Jonathan começou a desfilar no ano 2000, inicialmente em blocos carnavalescos. Pouco tempo depois, foi convidado a integrar alas coreografadas de escolas de samba. Com talento e dedicação, assumiu funções de destaque ao longo dos anos: foi coreógrafo e dançarino de comissão de frente, destaque em alegorias e personagem dentro de enredos.
Em 2025, ele já havia participado de sete agremiações. Mas, no ano seguinte, decidiu se desafiar ainda mais. Em 2026, esteve presente em nove das dez escolas de samba do Amapá, desfilando na Embaixada de Samba Cidade de Macapá, Emissários da Cegonha, Unidos do Buritizal, Maracatu da Favela, Boêmios do Laguinho, Solidariedade, Império da Zona Norte, Império do Povo e Piratas Estilizados.

Jonathan já trabalhou como coreografias, confeccção de fantasias e outras atividades na preparação de escolas

Fantasias de presente pelo reconhecimento
A única agremiação em que não desfilou foi a Piratas da Batucada, devido a questões pessoais com integrantes da diretoria. Ao todo, Jonathan passou 14 vezes pela avenida — cinco ensaios técnicos e nove desfiles oficiais. Para isso, precisou aprender todos os sambas-enredo das escolas em que participou.
“As pessoas reconheceram que o mesmo esforço que eu fazia para uma, eu fazia para todas. Eu queria cantar cada samba com verdade”, conta.
Reconhecimento pelo amor
O amor pelo carnaval vai além do desfile. Jonathan já trabalhou em barracões confeccionando fantasias e ajudando na ornamentação de alegorias. Em muitos casos, recebe as fantasias das próprias escolas como forma de reconhecimento. Em outros, ele mesmo produz as roupas para colaborar com as agremiações.
“Não importa o lugar: no carro alegórico, no chão, na ala ou na harmonia. Eu só quero estar lá contribuindo”, afirma.
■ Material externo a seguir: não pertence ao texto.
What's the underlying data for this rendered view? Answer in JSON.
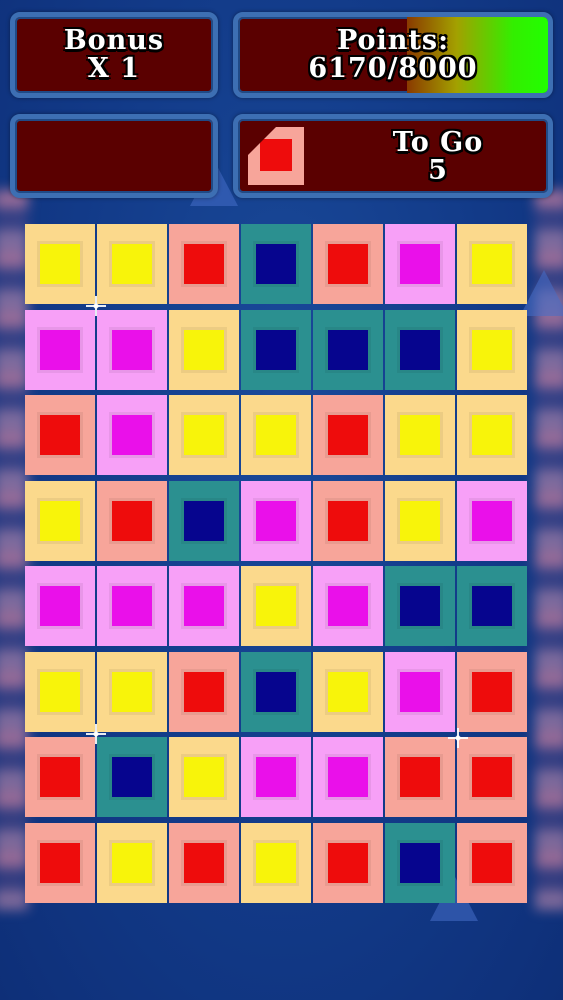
{
  "hud": {
    "bonus_label": "Bonus",
    "bonus_value": "X 1",
    "points_label": "Points:",
    "points_value": "6170/8000",
    "points_progress": 0.625,
    "togo_label": "To Go",
    "togo_value": "5",
    "target_tile": "red"
  },
  "colors": {
    "yellow": {
      "outer": "#fbd98c",
      "inner": "#f8f40a"
    },
    "red": {
      "outer": "#f7a59a",
      "inner": "#ee0c0c"
    },
    "navy": {
      "outer": "#2b9090",
      "inner": "#06058e"
    },
    "magenta": {
      "outer": "#f7a0f7",
      "inner": "#ea10ea"
    }
  },
  "board": [
    [
      "yellow",
      "yellow",
      "red",
      "navy",
      "red",
      "magenta",
      "yellow"
    ],
    [
      "magenta",
      "magenta",
      "yellow",
      "navy",
      "navy",
      "navy",
      "yellow"
    ],
    [
      "red",
      "magenta",
      "yellow",
      "yellow",
      "red",
      "yellow",
      "yellow"
    ],
    [
      "yellow",
      "red",
      "navy",
      "magenta",
      "red",
      "yellow",
      "magenta"
    ],
    [
      "magenta",
      "magenta",
      "magenta",
      "yellow",
      "magenta",
      "navy",
      "navy"
    ],
    [
      "yellow",
      "yellow",
      "red",
      "navy",
      "yellow",
      "magenta",
      "red"
    ],
    [
      "red",
      "navy",
      "yellow",
      "magenta",
      "magenta",
      "red",
      "red"
    ],
    [
      "red",
      "yellow",
      "red",
      "yellow",
      "red",
      "navy",
      "red"
    ]
  ]
}
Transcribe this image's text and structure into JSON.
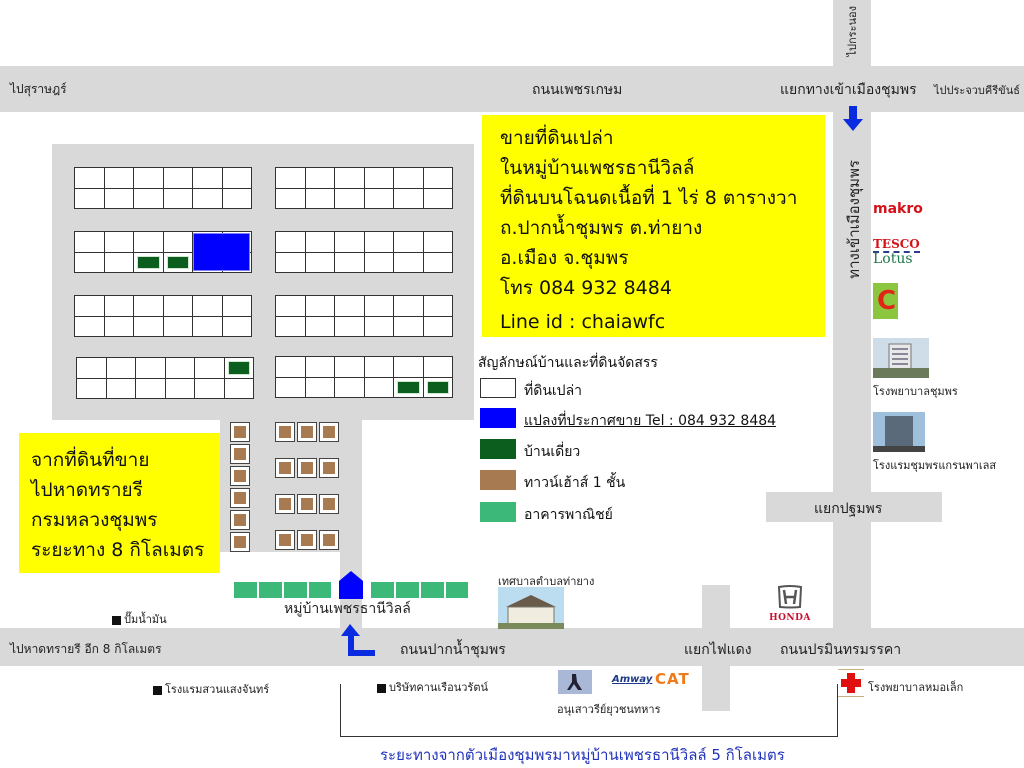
{
  "roads": {
    "top_left_label": "ไปสุราษฎร์",
    "top_main_label": "ถนนเพชรเกษม",
    "top_junction_label": "แยกทางเข้าเมืองชุมพร",
    "top_right_label": "ไปประจวบคีรีขันธ์",
    "north_vertical_label": "ไปกระนอง",
    "east_vertical_label": "ทางเข้าเมืองชุมพร",
    "pathom_junction_label": "แยกปฐมพร",
    "bottom_left_label": "ไปหาดทรายรี อีก 8 กิโลเมตร",
    "bottom_main_label": "ถนนปากน้ำชุมพร",
    "traffic_light_label": "แยกไฟแดง",
    "bottom_right_label": "ถนนปรมินทรมรรคา"
  },
  "sale_info": {
    "lines": [
      "ขายที่ดินเปล่า",
      "ในหมู่บ้านเพชรธานีวิลล์",
      "ที่ดินบนโฉนดเนื้อที่ 1 ไร่ 8 ตารางวา",
      "ถ.ปากน้ำชุมพร ต.ท่ายาง",
      "อ.เมือง จ.ชุมพร",
      "โทร 084 932 8484",
      "Line id : chaiawfc"
    ]
  },
  "beach_info": {
    "lines": [
      "จากที่ดินที่ขาย",
      "ไปหาดทรายรี",
      "กรมหลวงชุมพร",
      "ระยะทาง 8 กิโลเมตร"
    ]
  },
  "legend": {
    "title": "สัญลักษณ์บ้านและที่ดินจัดสรร",
    "items": [
      {
        "label": "ที่ดินเปล่า",
        "color": "#ffffff"
      },
      {
        "label": "แปลงที่ประกาศขาย Tel : 084 932 8484",
        "color": "#0000ff"
      },
      {
        "label": "บ้านเดี่ยว",
        "color": "#0b5e1e"
      },
      {
        "label": "ทาวน์เฮ้าส์ 1 ชั้น",
        "color": "#a87a52"
      },
      {
        "label": "อาคารพาณิชย์",
        "color": "#3cb878"
      }
    ]
  },
  "village": {
    "name": "หมู่บ้านเพชรธานีวิลล์"
  },
  "landmarks": {
    "makro": "makro",
    "tesco_top": "TESCO",
    "tesco_bottom": "Lotus",
    "bigc": "C",
    "chumphon_hospital": "โรงพยาบาลชุมพร",
    "grand_palace_hotel": "โรงแรมชุมพรแกรนพาเลส",
    "tha_yang_municipality": "เทศบาลตำบลท่ายาง",
    "gas_station": "ปั๊มน้ำมัน",
    "suan_saeng_chan_hotel": "โรงแรมสวนแสงจันทร์",
    "ruean_warat_company": "บริษัทคานเรือนวรัตน์",
    "youth_soldier_monument": "อนุเสาวรีย์ยุวชนทหาร",
    "amway": "Amway",
    "cat": "CAT",
    "honda": "HONDA",
    "mor_lek_hospital": "โรงพยาบาลหมอเล็ก"
  },
  "distance_note": "ระยะทางจากตัวเมืองชุมพรมาหมู่บ้านเพชรธานีวิลล์ 5 กิโลเมตร",
  "colors": {
    "road": "#d9d9d9",
    "highlight_yellow": "#ffff00",
    "sale_blue": "#0000ff",
    "arrow_blue": "#0a2be0",
    "distance_text": "#2233bb"
  }
}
Rede de amigos tem sido fundamental
Para dar conta da maratona, ele conta com uma rede de apoio fundamental: os amigos. São eles que ajudam na confecção das fantasias e organizam a logística durante os desfiles, guardando roupas em pontos estratégicos para que Jonathan consiga trocar de figurino e chegar a tempo em cada apresentação.
“Tenho acesso livre a todos os barracões. Nunca fui proibido de entrar. O carnaval é feito por muita gente interessante, com histórias de vida diferentes, que merecem ser valorizadas”.
Para 2027, a meta já está traçada: passar 20 vezes pela avenida, participar de todos os ensaios técnicos e desfilar nas dez escolas de samba do Amapá. O sonho maior, no entanto, vai além da fantasia: tornar-se carnavalesco de uma das agremiações.
“O carnaval para mim é um momento mágico. Ver meus amigos criando fantasias, coreografando comissões de frente, trabalhando na harmonia, na direção… Cada um entrega o melhor de si. E poder fazer parte disso me enche de orgulho”, conclui.
Mais do que números, Jonathan coleciona histórias, amizades e a certeza de que a avenida é, para ele, um lugar de pertencimento e realização.